Merci pour cette initiative, absolument exemplaire.
Merci pour ce sujet, tellement rare (me semble t il) des algo de traitements d'images, rassemblant théorie, cas pratiques et explications.
j'en achète deux dès que possible : un pour moi et un cadeau à laisser trainer dans mon service au travail
[^] # Re: Merci
Posté par lejocelyn (site web personnel) . Évalué à 3.
Oui, c'est une très belle dépêche… journal ;)
[^] # Re: Merci
Posté par Xavier Maillard . Évalué à 2. Dernière modification le 29 avril 2020 à 06:25.
C'est vrai que l'explication de la démarche et la qualité de ce journal incitent à participer financièrement.
Je n'achète que peu de livres (en tant qu'objet physique) car ça prend vraiment beaucoup de place, mais je fais des exceptions de temps à autres.

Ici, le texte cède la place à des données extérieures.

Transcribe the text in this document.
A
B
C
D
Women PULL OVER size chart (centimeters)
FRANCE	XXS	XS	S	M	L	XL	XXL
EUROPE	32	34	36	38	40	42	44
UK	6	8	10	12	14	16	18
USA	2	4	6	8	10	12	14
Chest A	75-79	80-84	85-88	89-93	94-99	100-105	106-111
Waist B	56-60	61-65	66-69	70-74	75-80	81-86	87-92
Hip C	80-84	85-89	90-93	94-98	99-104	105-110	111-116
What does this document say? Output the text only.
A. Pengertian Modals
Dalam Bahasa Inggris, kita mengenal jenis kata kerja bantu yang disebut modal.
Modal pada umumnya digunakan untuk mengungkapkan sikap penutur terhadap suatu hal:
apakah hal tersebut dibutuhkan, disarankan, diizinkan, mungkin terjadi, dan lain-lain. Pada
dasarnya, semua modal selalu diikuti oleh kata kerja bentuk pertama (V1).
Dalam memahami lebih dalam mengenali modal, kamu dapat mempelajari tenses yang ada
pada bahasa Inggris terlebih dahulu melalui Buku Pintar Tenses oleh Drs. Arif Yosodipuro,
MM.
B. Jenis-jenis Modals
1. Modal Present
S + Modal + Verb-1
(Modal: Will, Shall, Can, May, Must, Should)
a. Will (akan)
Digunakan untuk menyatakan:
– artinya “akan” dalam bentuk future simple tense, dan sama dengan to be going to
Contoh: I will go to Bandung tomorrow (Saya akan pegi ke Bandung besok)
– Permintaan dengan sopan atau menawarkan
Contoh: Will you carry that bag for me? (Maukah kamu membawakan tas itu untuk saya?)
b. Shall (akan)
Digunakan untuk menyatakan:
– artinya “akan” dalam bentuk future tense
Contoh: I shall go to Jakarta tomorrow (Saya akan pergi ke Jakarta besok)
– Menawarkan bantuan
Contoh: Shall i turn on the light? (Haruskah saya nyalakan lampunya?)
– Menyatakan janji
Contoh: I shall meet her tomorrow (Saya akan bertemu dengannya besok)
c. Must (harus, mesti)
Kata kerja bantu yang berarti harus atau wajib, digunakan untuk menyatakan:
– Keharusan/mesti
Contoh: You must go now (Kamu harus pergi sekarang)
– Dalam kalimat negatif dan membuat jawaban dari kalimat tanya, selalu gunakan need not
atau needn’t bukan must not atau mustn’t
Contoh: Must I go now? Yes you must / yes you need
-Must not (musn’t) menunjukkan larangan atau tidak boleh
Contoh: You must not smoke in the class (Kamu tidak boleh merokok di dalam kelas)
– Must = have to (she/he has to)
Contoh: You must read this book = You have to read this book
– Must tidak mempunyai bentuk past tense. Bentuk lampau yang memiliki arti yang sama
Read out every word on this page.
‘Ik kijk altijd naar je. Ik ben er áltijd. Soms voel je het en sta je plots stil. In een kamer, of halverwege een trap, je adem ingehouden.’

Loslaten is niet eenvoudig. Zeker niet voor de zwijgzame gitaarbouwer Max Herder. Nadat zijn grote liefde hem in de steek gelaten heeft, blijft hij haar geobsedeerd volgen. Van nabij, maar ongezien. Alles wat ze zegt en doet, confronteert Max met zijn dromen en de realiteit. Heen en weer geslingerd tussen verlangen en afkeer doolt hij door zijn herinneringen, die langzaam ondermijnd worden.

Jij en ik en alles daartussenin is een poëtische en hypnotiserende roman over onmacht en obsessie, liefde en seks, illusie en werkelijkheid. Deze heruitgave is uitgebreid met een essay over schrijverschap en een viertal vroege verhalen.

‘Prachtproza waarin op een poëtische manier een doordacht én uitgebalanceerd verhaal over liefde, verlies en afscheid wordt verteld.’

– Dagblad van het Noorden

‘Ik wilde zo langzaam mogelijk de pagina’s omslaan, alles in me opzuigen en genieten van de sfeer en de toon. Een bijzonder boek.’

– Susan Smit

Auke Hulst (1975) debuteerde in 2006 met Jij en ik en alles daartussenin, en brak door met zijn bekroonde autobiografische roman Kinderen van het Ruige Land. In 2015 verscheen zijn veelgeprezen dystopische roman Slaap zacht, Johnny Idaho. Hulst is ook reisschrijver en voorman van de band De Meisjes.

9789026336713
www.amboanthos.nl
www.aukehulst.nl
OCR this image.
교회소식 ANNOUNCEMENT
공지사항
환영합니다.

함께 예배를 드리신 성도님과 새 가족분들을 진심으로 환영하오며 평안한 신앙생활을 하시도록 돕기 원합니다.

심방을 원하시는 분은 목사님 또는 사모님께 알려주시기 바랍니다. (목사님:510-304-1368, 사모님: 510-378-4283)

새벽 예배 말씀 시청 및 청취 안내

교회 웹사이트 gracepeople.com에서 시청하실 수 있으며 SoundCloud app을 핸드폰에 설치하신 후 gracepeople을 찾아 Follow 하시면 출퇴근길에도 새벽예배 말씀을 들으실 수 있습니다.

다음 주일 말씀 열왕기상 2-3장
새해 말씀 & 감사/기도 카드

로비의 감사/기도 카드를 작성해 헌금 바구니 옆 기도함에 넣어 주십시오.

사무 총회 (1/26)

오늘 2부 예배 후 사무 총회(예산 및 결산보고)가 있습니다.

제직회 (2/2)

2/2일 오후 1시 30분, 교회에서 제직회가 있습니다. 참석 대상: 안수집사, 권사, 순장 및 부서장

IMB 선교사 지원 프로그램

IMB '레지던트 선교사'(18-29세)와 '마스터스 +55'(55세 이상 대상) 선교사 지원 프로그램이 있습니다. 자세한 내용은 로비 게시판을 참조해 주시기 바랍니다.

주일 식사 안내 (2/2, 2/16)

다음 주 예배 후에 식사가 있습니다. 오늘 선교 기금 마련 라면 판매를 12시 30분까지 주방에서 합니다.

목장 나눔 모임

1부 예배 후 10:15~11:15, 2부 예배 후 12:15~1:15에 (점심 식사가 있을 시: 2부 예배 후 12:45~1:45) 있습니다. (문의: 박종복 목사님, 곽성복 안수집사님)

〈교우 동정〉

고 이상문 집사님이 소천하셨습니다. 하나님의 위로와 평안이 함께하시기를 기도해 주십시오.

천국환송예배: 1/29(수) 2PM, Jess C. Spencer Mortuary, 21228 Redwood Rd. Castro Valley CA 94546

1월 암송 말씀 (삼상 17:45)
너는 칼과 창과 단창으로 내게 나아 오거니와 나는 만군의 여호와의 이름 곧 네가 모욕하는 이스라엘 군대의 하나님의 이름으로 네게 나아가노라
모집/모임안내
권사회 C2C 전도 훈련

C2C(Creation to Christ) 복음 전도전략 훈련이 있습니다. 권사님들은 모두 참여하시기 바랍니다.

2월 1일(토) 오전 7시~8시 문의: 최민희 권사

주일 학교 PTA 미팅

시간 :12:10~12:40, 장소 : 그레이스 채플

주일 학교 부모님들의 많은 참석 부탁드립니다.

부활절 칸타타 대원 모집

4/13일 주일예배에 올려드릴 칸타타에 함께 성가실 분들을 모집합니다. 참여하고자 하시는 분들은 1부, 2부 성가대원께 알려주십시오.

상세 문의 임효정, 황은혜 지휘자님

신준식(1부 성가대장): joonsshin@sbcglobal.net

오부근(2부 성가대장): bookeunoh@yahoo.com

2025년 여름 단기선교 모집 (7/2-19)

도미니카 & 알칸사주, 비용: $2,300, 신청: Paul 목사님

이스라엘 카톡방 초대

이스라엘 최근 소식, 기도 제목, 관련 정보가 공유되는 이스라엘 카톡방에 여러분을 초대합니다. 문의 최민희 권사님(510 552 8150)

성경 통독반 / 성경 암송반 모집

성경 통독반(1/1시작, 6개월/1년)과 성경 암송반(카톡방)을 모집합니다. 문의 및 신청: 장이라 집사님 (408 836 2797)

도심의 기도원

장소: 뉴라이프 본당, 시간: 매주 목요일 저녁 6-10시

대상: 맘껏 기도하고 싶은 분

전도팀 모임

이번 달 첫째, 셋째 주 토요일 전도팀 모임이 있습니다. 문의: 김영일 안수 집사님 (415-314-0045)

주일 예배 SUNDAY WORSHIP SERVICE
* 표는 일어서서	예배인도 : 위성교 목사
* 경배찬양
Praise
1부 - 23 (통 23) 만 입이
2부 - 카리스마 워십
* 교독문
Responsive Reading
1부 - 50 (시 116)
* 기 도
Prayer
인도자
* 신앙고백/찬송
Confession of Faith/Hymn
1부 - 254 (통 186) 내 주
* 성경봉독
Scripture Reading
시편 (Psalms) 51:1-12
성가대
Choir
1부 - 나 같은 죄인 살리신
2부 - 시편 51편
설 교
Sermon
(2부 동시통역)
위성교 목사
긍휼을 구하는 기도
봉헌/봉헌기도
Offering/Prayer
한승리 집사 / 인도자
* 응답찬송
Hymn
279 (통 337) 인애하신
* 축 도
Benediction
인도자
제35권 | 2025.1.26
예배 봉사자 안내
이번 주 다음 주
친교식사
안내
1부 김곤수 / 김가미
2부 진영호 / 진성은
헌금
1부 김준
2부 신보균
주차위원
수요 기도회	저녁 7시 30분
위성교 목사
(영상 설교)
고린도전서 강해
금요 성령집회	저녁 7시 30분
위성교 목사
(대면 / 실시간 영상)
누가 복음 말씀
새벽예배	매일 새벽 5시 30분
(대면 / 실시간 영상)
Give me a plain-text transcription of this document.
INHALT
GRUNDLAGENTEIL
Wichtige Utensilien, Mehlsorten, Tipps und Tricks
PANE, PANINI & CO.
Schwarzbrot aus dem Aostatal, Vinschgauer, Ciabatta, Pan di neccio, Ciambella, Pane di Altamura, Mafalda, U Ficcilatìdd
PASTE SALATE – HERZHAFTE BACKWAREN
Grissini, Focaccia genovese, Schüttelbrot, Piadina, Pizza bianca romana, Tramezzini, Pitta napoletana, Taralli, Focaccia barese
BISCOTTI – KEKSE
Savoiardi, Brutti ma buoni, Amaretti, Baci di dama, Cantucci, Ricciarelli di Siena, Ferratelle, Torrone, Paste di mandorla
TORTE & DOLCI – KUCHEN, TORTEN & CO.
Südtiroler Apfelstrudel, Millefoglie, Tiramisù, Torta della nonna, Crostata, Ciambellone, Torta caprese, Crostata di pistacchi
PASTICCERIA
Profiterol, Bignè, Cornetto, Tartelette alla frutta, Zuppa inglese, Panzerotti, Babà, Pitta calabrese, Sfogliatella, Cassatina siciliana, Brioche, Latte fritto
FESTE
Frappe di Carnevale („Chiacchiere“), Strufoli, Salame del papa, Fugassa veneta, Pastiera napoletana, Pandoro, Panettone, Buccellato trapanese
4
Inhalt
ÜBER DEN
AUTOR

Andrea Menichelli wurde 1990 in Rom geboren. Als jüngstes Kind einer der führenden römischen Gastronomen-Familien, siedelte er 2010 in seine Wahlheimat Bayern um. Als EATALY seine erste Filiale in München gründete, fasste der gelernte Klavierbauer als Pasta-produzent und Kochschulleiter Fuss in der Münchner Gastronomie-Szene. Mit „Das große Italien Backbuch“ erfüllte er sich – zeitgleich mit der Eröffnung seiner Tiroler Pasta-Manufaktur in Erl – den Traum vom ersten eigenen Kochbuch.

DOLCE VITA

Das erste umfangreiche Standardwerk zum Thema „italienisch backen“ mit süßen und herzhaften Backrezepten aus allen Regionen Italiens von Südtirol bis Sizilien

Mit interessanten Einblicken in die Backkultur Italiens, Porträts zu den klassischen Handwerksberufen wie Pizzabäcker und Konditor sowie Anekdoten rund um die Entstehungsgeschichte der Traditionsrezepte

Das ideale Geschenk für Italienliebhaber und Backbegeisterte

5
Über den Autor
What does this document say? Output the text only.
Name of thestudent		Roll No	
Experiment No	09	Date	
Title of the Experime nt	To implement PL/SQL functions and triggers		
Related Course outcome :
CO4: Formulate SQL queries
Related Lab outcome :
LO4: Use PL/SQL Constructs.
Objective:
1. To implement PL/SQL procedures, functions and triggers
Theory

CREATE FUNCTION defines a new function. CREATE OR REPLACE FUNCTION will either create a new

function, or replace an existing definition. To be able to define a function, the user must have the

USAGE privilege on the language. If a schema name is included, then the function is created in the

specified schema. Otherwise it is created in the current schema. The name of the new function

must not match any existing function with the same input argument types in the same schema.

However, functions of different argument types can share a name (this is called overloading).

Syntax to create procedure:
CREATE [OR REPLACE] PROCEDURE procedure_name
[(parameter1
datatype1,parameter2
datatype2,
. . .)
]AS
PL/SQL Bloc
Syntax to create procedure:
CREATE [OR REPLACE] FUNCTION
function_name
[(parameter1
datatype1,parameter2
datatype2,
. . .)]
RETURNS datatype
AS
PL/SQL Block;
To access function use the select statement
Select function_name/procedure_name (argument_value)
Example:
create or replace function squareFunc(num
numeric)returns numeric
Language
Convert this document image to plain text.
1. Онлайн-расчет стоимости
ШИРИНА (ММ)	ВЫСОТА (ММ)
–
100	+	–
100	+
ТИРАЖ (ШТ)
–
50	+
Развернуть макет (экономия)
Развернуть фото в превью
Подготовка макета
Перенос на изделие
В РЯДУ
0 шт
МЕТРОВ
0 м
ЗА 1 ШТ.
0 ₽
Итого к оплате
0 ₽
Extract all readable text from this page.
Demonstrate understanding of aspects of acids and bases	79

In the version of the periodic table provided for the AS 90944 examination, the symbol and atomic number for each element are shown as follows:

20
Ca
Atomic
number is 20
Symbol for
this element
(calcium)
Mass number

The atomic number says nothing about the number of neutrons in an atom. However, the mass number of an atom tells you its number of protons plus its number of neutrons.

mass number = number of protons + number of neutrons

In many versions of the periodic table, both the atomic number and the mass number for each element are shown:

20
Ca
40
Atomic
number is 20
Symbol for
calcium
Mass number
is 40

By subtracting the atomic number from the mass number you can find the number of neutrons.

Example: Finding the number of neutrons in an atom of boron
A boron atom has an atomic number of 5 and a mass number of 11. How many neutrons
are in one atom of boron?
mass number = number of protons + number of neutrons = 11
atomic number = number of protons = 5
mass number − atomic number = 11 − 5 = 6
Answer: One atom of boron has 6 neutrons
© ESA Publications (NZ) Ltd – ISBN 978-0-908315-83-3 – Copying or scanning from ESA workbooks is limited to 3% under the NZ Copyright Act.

J'ai acheté tout ce que je pouvais sur le Lisp dont un bouquin de Robert Strandh notamment pour les soutenir (et le livre était excellent).
# exo en ligne
Posté par Nicolas Boulay (site web personnel) . Évalué à 3.
J'ai découvert katacoda, il y a peu de temps. Peut être que vos labs peuvent y être mis, il est possible de créer des exercices gratuitement.
https://katacoda.com/
"La première sécurité est la liberté"
[^] # Re: exo en ligne
Posté par PegaseYa . Évalué à 2.
Bonjour,
je ne connaissais pas, merci. Pour ce livre, j'ai choisi d'utiliser mybinder pour lancer des notebooks jupyter… je ne sais pas si c'est une bonne solution, il faudrait que je me penche dessus (ou une autre personne).
# Latex
Posté par harlock974 . Évalué à 2.
Superbe démarche, bravo !
Je note que les sources du livres sont en latex. L'éditeur a accepté du Latex ?
Si oui c'est super mais ça me surprend. Le peu que je m'étais renseigné sur le sujet, les éditeurs demandaient plutôt du .doc (word), ou à la rigueur, pour les moins arriérés, du .odt (libreoffice)…
[^] # Re: Latex
Posté par PegaseYa . Évalué à 4.
merci.
Je connais plusieurs éditeurs scientifiques qui acceptent le latex, il faut insister un peu mais c'est possible. Et pour cette maison d'édition, ce sont à la base des scientifiques, donc ils préfèrent le latex.